La communication a également mis en lumière la capacité d’adaptation de l’entreprise face à des contextes changeants. Dans certaines situations, notamment liées à des contraintes sécuritaires externes, les modalités de transport des travailleurs ont été réorganisées, passant par exemple à des déplacements aériens afin de garantir leur sécurité. Cette flexibilité illustre une approche pragmatique du management des risques, centrée sur la protection des personnes avant toute considération opérationnelle.

« J’ai eu la chance d’assister au lancement de l’exploitation de Essakane SA en octobre 2010, et selon ce que j’ai pu voir à travers la communication de M. Napon, la mine accorde une importance particulière à la SST », Dr Cyriaque Paré, enseignant-chercheur à l’INSS

Le droit de refus accordé aux travailleurs

Enfin, une innovation notable présentée par Essakane est la mise à disposition d’une carte de droit de refus pour chaque travailleur. Bien que ce droit existe déjà dans les dispositifs réglementaires, sa matérialisation vise à encourager son appropriation effective.

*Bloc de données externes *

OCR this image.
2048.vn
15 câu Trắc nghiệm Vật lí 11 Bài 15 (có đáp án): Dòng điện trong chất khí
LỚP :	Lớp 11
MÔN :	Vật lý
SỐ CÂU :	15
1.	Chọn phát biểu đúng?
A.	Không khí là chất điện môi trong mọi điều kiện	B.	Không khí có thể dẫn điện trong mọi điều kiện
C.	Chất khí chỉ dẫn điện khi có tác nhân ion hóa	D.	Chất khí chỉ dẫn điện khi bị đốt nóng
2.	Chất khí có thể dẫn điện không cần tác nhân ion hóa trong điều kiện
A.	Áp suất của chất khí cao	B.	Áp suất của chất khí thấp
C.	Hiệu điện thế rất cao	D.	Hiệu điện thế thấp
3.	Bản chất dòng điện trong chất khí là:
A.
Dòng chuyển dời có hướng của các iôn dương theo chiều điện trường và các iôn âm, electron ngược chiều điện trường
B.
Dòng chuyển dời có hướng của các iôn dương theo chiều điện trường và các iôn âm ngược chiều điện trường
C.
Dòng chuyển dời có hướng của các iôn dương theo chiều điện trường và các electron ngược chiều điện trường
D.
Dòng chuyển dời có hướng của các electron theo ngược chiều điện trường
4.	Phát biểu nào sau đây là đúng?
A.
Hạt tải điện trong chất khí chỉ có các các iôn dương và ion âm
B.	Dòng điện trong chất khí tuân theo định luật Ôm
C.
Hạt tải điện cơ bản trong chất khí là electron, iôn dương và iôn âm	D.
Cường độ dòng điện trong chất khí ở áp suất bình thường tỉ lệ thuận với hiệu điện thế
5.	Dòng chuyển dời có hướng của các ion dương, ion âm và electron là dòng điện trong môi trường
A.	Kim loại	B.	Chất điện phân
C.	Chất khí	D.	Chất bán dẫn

L’objectif est de permettre à chaque employé de refuser une tâche jugée dangereuse, sans crainte de pression, dans un contexte où les réalités sociales peuvent parfois pousser les travailleurs à accepter des risques pour préserver leur emploi.

Par cette communication, Franck Napon met en évidence une réalité essentielle. Celle que la santé-sécurité dans le secteur minier ne peut être réduite à un ensemble de règles techniques. Elle constitue une véritable culture organisationnelle, construite sur le leadership, la participation des travailleurs, la formation continue et l’amélioration permanente. Dans un secteur où les risques sont élevés et les enjeux économiques considérables, cette approche apparaît comme un modèle de management responsable, où la protection des travailleurs devient indissociable de la performance et de la durabilité des opérations.